Gerry Rogers (born 1956) is a Canadian documentary filmmaker and politician. She was leader of the Newfoundland and Labrador New Democratic Party from 2018 until 2019. She served in the Newfoundland and Labrador House of Assembly as NDP MHA for the electoral district of St. John’s Centre from 2011 to 2019. She became the party's leader after winning the April 2018 leadership election. She resigned as party leader prior to the 2019 provincial election and did not seek re-election.

Background
Rogers was born in Corner Brook, Newfoundland, to Leo Rogers from St. John's and Philomena Coles from Port Saunders. Leo joined the army, and the family moved to Montreal, then to Toronto, Winnipeg and Germany. They eventually returned to St. John’s in 1979, where Rogers completed a bachelor of social work at Memorial University of Newfoundland. Rogers worked at the St. John’s Women’s Centre, where she helped establish the first transition house for battered women.
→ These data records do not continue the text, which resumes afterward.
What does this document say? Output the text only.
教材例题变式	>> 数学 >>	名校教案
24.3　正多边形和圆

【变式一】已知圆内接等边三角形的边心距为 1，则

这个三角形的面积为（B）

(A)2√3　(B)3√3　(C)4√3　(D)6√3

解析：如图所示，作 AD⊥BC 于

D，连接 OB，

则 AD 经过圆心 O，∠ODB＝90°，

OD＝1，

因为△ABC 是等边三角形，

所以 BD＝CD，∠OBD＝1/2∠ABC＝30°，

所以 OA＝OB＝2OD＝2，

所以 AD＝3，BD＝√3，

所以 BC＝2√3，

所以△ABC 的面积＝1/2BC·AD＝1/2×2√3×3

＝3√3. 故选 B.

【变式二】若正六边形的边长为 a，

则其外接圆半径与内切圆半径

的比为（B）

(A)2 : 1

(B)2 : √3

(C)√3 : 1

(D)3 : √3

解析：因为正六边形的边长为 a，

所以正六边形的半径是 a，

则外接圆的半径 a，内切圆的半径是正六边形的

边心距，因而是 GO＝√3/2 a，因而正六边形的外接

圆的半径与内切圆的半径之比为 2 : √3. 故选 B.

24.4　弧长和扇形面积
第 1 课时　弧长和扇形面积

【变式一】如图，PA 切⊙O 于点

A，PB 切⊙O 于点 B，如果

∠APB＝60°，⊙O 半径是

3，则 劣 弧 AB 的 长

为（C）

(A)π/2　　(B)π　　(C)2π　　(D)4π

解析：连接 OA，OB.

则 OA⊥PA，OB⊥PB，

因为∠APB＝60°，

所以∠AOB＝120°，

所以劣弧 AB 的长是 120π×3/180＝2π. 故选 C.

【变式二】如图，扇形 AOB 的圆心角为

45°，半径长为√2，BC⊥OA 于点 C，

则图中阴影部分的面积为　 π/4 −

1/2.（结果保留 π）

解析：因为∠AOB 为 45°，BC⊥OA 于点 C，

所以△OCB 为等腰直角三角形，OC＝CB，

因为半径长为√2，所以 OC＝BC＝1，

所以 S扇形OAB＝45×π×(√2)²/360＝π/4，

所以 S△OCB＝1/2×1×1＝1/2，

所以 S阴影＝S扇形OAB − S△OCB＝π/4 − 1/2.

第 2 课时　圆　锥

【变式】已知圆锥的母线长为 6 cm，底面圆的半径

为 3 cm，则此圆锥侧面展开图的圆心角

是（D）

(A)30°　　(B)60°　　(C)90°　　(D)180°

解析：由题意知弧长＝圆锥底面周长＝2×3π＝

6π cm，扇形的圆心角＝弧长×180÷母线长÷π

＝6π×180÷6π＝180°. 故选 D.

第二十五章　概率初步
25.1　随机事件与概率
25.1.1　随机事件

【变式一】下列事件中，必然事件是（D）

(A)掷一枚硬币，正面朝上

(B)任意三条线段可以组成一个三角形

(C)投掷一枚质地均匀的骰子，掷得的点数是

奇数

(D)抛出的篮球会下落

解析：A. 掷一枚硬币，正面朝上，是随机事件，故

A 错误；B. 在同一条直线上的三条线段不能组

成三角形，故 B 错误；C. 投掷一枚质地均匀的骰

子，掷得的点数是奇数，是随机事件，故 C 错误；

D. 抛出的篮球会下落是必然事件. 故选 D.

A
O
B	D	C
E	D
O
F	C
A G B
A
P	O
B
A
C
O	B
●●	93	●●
In 1982, she moved to Montreal to make documentary films at the National Film Board's Studio D, the only state funded women’s filmmaking unit in the world. Rogers made films with Studio D for 10 years. In 1992, she returned to St. John’s and founded Augusta Productions, and directed several international award-winning films including My Left Breast, a documentary about her own battle with breast cancer. Augusta Productions produces low-budget, POV, activist documentaries bringing viewers to the hearts and lives of people from every nook and cranny of society. The films work to uncover the joy and strength and resilience of people in difficult situations, celebrating and broadcasting their voices.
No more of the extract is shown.